¿Traición o descarte a sus principios?

La inestabilidad de Ollanta

Un país en vías de crecimiento como el Perú, que ha respondido positivamente a la proyección internacional gracias al modelo económico implementado durante los 90’s, no puede pensar en darse el lujo de arriesgar todo lo ganado, solo para complacer a ciertos sectores resentidos de nuestra sociedad, donde poco importan los planteamientos técnicos y los proyectos conjuntos que se hayan firmado con empresas extranjeras y capitales nacionales con anterioridad.

Perú, que es hoy considerado como un país integrado al mundo gracias a sus propios méritos, no debería permitir un cambio de 360º, ya que no solo significaría la paralización del país, sino que generaría caos y retraso debido a la retracción económica, tal como coinciden analistas y politólogos, tras intentar descifrar la lógica de la denominada “Hoja de Ruta”, que al parecer “ahora sí”, sería el modelo por el cual apuestan los nacionalistas en un eventual gobierno suyo.

Jugando al descarte
“Analizando su nuevo plan de gobierno, se puede apreciar una preocupante contradicción, cuando se señala que se respetará el estado de derecho, pero líneas más adelante encontramos una fuerte tendencia a aplicar el cambio de Constitución”, manifestó el Presidente de la CONFIEP, Humberto Speziani, quien advirtió que el segundo tema es el de la renegociación del contrato del lote 88 de Camisea que fue anunciado por el mismo Ollanta en numerosas oportunidades.
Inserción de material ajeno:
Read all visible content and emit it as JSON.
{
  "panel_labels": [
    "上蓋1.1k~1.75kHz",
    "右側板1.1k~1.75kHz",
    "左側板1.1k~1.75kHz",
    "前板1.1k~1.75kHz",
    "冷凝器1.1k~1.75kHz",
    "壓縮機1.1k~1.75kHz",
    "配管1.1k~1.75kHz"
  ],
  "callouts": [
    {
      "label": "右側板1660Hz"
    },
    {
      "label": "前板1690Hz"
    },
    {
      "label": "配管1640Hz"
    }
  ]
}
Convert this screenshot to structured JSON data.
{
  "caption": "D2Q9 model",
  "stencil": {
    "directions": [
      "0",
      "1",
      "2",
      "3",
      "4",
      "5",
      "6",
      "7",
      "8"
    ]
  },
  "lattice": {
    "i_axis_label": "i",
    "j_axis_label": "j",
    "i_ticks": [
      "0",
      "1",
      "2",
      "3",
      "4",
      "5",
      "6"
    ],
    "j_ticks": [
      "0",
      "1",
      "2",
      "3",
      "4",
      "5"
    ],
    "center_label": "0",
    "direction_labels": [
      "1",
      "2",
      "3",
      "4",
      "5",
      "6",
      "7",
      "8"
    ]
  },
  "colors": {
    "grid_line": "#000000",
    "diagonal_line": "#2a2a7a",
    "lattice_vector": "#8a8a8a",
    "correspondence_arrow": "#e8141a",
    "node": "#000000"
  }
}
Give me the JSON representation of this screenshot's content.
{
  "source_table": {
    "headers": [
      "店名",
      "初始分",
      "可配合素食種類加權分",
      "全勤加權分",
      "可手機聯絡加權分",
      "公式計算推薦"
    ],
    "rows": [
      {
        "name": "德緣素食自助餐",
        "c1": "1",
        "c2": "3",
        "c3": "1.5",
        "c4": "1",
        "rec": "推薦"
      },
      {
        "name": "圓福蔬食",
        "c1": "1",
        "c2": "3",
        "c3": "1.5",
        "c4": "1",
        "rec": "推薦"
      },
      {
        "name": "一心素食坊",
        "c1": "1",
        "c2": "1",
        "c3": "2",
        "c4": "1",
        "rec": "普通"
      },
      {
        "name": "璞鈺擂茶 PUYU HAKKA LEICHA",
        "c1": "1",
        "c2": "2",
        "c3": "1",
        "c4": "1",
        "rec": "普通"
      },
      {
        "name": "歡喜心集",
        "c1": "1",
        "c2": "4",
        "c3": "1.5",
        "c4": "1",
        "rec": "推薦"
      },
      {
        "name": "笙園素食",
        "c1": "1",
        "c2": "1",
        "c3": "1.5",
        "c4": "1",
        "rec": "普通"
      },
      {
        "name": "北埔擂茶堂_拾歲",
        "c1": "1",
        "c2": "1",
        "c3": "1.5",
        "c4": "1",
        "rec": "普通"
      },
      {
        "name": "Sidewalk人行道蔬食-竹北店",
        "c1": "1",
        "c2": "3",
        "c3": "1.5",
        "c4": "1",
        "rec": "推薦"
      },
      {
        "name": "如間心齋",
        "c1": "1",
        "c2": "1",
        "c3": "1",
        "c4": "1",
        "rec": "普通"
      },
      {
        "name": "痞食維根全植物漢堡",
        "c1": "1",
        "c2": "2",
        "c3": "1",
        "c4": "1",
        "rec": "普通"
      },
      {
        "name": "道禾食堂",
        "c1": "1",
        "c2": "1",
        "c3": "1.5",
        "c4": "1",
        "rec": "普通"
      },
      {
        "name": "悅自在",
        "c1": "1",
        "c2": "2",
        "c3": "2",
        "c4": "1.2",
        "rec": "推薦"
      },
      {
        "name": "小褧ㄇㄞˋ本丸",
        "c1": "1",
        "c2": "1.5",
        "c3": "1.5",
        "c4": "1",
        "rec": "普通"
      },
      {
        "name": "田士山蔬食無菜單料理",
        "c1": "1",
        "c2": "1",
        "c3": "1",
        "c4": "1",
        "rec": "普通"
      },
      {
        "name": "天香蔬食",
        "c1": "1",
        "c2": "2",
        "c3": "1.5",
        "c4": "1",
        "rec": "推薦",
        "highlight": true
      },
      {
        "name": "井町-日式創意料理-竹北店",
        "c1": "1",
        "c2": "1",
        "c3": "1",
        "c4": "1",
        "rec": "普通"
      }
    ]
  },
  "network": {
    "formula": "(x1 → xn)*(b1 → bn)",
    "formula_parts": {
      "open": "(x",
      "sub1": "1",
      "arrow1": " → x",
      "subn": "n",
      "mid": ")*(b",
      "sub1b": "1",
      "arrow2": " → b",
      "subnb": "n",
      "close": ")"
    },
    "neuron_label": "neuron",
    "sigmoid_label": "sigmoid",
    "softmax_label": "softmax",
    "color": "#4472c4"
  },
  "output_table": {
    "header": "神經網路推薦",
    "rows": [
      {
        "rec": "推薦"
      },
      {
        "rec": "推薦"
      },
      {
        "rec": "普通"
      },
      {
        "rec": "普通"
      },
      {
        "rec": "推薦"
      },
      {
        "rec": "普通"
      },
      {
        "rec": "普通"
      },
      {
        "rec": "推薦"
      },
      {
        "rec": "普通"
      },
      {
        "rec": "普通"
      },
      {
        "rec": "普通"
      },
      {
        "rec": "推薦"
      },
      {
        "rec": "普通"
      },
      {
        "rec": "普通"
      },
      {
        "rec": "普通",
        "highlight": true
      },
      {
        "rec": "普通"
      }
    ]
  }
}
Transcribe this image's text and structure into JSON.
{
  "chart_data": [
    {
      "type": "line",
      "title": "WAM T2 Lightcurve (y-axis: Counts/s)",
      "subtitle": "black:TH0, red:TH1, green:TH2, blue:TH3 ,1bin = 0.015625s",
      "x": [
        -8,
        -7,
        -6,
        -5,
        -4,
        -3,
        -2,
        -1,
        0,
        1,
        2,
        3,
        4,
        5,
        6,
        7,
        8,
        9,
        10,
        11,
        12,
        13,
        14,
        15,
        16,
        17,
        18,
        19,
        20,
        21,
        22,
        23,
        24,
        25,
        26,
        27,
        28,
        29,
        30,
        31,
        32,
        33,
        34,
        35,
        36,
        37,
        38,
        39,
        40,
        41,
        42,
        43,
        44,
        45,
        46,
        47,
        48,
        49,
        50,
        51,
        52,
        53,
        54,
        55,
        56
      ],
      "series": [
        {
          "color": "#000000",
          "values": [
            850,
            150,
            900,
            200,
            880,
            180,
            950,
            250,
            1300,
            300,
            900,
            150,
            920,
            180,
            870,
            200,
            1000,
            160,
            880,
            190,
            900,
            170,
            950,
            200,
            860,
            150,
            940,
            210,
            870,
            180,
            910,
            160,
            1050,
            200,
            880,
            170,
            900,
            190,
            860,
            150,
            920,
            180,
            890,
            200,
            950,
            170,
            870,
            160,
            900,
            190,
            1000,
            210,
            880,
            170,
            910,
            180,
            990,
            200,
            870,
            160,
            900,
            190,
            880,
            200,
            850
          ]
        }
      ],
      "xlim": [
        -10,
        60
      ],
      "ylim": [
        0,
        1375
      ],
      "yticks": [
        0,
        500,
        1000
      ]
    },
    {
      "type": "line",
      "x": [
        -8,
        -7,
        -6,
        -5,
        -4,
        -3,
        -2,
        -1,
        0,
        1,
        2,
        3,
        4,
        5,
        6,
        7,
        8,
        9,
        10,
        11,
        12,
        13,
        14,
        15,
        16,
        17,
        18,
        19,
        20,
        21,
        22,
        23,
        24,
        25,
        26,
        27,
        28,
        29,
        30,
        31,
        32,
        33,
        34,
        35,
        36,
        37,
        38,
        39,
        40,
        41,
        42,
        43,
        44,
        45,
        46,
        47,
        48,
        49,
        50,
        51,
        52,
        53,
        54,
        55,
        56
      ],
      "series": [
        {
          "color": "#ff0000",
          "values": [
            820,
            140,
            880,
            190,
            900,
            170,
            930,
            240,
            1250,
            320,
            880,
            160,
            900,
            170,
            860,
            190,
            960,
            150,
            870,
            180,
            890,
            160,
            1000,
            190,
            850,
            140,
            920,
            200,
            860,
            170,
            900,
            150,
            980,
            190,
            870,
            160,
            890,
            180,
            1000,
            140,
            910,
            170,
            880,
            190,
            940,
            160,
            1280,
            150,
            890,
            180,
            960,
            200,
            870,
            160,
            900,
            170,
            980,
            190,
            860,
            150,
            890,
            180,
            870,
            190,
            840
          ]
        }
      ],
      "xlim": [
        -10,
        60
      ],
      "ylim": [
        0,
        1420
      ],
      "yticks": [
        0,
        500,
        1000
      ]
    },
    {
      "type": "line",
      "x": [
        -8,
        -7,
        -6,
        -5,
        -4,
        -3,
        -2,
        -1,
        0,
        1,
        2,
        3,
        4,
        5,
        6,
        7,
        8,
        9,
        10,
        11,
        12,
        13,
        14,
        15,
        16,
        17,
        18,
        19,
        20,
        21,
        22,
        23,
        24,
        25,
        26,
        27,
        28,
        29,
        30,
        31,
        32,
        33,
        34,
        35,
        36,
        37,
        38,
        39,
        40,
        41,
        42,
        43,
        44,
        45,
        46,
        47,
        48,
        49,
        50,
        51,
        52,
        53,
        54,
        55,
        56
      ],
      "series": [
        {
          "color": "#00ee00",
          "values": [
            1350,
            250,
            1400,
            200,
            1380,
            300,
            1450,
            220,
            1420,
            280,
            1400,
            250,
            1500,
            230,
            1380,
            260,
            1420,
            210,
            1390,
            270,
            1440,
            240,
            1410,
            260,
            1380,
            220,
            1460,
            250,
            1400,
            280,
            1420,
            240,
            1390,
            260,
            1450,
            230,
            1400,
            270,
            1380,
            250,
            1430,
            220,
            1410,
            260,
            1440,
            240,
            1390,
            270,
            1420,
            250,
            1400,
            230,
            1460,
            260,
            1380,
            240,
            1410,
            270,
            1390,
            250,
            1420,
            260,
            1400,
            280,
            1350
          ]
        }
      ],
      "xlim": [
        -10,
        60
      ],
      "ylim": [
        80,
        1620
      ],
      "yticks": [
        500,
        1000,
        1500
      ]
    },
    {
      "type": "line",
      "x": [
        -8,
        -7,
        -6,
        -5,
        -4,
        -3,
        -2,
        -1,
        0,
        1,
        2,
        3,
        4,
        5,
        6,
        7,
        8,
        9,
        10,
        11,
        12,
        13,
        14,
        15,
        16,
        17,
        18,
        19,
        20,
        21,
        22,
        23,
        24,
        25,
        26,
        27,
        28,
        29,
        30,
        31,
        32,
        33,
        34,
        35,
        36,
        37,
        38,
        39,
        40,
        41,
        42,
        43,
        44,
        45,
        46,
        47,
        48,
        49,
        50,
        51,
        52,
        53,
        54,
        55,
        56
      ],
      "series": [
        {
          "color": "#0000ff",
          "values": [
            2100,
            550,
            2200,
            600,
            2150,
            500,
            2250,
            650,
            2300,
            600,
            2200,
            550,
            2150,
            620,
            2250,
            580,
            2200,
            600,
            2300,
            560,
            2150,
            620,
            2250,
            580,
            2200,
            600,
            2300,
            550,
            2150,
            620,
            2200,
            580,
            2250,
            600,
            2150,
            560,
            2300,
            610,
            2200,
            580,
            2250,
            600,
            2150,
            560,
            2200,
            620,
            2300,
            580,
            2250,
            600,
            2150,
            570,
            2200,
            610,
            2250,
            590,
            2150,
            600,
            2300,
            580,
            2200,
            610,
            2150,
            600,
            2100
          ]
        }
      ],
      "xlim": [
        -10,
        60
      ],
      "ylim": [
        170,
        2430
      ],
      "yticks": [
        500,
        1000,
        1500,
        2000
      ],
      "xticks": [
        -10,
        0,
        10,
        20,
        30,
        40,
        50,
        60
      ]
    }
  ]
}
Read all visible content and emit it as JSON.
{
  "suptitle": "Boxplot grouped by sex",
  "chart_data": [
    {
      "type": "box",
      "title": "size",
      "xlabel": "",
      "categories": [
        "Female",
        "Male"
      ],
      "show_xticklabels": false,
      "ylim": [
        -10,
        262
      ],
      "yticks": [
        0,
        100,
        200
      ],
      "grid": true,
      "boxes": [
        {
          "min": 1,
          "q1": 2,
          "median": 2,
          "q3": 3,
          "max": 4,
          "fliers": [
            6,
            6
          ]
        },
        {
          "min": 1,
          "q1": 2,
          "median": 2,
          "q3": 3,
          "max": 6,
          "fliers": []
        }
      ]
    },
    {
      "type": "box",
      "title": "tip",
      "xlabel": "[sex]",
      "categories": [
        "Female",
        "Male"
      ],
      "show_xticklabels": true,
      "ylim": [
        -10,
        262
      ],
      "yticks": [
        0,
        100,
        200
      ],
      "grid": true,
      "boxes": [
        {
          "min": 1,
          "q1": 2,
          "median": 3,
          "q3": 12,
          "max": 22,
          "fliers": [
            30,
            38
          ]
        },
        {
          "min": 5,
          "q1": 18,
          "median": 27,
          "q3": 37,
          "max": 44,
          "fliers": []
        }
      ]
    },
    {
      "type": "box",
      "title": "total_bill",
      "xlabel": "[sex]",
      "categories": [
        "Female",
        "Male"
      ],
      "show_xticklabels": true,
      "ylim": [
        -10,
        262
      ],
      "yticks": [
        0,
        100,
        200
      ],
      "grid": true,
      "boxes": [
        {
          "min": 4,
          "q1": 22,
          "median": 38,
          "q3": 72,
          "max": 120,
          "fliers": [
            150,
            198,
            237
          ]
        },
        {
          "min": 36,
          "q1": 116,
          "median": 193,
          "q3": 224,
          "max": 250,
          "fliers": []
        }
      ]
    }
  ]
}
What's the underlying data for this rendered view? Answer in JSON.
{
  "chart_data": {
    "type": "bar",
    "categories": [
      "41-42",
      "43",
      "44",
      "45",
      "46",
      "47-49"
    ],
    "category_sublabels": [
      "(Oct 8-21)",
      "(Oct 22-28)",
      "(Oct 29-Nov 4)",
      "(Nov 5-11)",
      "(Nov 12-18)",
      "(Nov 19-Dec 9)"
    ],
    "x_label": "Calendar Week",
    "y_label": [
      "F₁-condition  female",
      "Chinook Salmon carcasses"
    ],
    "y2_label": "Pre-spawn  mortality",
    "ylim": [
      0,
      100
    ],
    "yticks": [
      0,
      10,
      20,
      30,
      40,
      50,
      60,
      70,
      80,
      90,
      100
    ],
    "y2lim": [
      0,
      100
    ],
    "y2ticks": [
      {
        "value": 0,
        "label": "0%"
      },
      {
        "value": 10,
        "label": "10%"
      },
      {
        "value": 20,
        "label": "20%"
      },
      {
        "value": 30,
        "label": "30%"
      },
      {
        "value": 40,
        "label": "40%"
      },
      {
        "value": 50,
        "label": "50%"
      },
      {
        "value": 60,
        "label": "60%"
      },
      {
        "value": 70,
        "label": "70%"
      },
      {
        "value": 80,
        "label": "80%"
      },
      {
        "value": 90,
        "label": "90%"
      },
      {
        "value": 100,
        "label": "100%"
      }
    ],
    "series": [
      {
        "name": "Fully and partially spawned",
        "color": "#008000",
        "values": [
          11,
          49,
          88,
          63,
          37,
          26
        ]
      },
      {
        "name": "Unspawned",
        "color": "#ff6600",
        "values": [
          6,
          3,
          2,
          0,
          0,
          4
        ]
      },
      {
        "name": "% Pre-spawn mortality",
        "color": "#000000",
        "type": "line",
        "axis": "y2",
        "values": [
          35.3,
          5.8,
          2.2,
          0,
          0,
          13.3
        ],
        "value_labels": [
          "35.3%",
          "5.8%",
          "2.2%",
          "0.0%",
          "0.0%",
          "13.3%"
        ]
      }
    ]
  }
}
Incluso el consecutivo cambio en el Plan de Gobierno presentado por el representante de Gana Perú, ha generado malestar en un sector de los votantes, ya que “no inspira confianza” debido a que el único plan de trabajo a favor del país es el primero, el cual se encuentra registrado en el Jurado Nacional de Elecciones.

Ante esta realidad, los empresarios salieron a advertir que se trataría de una burda estrategia para conseguir la presidencia y posteriormente elegir que acuerdos de gobernabilidad entablarían con algunos sectores que coincidan con el perfil nacionalista.

Todo por las encuestas
La Hoja de Ruta establecida, evidencia que Humala quiere llegar a gobernar a como de lugar, tratando de agradar al votante, sin embargo otro de los detalles que se contempla es la referida a la economía nacional de mercados donde se establece más aranceles a ciertos productos, el cual traería como consecuencia precios más altos en los artículos que se importen, generando desconcierto en la ciudadanía.

Temores fundados
Aparte de su ‘Hoja de Ruta’ no podemos obviar el fantasma del ‘Andahuaylazo’ que lo persigue donde fallecieron 4 policías en la asonada que protagonizó su hermano Antauro. De igual forma sus nexos cercanos con el Presidente de Venezuela, Hugo Chávez, hace peligrar la libertad de expresión en un eventual gobierno humalista.

Ollanta crece desde la izquierda mimetizándose con el temperamento peruano que después de un duro periodo de violencia, no quiere confrontaciones que pongan en riesgo su seguridad. En ese trayecto, el candidato del nacionalismo busca ponerse a la sombra de instituciones formales y personalidades distantes, que lo miran con desconfianza y preocupación, para seguir alentando un mismo discurso.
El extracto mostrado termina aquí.